Rimini - 2 February 2013 - Vittoria Coen
The triumphal arch of Augustus is a celebrative and commemorative arch and, together with the Tiberius Bridge, it represents one of the symbols of Rimini that is most well known throughout the world. It is also one of the oldest arches from the Imperial period it was built in 27 AD in honour of Caesar Octavian Augustus and is situated at the point where the via Emilia crosses the via Flaminia, the road which leads to Rome. Clad with Istrian limestone on sandstone from the Republican era it conserves important decorations with significant political and propaganda character alluding to the splendour of Rome. The large vault of the archway evokes and celebrates the period of peace that followed the long bitter civil war.
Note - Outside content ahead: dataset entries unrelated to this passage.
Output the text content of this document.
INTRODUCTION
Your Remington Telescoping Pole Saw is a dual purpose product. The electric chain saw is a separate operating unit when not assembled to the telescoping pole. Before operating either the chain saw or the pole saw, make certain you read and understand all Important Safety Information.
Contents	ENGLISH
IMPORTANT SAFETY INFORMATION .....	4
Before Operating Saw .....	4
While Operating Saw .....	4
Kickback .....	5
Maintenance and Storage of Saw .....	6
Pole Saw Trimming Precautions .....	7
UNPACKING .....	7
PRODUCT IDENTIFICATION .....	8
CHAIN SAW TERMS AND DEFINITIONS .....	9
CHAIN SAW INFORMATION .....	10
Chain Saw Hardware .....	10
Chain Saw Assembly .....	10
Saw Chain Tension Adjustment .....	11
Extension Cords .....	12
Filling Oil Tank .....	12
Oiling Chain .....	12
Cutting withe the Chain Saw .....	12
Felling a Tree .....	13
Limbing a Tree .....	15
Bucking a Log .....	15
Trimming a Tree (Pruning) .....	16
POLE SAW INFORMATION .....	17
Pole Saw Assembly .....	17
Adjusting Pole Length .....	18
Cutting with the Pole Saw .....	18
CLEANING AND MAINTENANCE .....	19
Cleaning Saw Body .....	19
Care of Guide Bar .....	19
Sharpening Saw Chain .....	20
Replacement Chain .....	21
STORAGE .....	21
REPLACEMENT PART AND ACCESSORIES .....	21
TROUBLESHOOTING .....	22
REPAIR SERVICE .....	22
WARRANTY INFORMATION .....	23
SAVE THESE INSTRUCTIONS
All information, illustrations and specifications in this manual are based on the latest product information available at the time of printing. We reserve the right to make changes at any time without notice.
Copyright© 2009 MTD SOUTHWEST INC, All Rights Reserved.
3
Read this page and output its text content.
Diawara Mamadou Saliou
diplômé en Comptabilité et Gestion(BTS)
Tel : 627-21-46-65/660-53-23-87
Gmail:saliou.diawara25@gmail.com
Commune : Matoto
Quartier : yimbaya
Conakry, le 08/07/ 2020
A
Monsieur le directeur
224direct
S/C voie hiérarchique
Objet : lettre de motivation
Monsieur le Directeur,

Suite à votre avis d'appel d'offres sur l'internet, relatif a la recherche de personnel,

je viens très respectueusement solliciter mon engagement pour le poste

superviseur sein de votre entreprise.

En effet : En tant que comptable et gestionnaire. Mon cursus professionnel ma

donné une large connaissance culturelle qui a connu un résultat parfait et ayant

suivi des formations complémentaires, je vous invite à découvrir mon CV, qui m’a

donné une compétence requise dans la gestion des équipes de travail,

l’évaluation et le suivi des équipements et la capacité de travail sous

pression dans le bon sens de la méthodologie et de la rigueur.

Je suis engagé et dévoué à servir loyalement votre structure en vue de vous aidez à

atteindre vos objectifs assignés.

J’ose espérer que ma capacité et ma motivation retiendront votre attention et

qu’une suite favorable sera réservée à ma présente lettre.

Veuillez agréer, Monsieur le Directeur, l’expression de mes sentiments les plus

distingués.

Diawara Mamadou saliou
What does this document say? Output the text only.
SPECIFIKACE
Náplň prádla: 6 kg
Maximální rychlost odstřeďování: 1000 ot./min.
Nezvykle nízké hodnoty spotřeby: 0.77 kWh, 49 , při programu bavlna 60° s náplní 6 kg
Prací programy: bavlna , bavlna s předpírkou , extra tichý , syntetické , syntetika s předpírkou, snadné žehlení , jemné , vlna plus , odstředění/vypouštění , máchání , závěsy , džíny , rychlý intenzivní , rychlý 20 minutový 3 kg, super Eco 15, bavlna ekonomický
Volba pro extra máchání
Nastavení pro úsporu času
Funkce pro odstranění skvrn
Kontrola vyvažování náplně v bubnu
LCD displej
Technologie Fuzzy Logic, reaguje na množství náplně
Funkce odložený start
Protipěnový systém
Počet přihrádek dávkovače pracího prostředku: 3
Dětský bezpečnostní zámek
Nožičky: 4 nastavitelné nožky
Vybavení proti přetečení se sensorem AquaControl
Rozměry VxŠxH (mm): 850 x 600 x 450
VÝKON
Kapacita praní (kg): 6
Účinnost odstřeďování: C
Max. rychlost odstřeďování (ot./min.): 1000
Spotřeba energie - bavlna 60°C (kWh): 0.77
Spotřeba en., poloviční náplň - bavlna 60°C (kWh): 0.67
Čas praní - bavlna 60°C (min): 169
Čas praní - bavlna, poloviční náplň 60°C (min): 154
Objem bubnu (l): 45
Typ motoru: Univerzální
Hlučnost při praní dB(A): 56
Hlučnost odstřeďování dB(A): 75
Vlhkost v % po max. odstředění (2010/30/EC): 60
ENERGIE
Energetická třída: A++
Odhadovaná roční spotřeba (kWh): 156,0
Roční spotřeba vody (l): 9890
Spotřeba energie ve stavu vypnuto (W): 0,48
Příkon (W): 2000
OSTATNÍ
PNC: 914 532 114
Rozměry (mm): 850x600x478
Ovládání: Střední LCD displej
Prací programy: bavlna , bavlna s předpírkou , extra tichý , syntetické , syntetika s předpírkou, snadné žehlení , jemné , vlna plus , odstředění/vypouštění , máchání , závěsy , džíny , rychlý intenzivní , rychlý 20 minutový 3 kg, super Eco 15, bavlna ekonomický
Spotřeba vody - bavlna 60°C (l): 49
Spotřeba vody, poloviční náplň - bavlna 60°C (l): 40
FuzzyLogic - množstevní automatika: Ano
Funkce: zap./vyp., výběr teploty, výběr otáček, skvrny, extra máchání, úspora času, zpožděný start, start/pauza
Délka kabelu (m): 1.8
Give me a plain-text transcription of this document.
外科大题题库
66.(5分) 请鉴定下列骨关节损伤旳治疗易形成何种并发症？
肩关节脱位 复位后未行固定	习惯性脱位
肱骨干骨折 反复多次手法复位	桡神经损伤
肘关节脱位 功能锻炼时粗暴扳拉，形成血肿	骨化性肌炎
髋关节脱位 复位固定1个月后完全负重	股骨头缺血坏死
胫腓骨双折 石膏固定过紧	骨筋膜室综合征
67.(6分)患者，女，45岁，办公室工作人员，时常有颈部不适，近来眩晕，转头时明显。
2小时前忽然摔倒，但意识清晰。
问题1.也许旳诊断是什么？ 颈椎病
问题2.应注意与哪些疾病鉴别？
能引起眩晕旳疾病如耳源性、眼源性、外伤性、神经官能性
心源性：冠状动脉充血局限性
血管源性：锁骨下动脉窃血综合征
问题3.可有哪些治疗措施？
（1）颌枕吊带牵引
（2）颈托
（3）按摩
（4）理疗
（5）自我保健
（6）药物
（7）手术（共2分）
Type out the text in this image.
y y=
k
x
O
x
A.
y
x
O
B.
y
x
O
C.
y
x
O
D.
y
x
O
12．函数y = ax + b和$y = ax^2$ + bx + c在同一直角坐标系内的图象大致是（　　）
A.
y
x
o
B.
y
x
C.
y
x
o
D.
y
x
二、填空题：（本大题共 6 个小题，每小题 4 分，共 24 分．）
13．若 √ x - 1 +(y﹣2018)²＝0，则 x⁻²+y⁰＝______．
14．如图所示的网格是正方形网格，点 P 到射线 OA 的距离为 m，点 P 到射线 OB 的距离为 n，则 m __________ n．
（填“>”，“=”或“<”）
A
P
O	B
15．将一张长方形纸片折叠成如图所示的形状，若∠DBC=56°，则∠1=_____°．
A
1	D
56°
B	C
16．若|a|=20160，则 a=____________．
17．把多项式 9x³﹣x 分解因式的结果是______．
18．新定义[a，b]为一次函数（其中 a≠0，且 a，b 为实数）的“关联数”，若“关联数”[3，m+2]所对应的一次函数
Four important divinities are depicted on the four clipei (medallions) located between the lintels and the Corinthian capitals: Jupiter, Neptune the sea god, Apollo and Minerva, protector of Rome.
On top of the archway there are two bull’s heads, which referred to the significance of Rimini as a Roman colony. The archway was one of the gates to the city. It is supposed that there was a marble Equestrian statue of Augustus at the summit of the arch. It was partly demolished in mediaeval times and it seems that the battlements date to the 10th century. An inscription is dedicated to Augustus Octavian Caesar, nephew of Julius Caesar. The structure of this arch is solemn and sober and it acted as a gate of the city until the fascist period when the old walls of the city were demolished. Now it stands as a symbol of the city and is part of the Rimini coat of arms.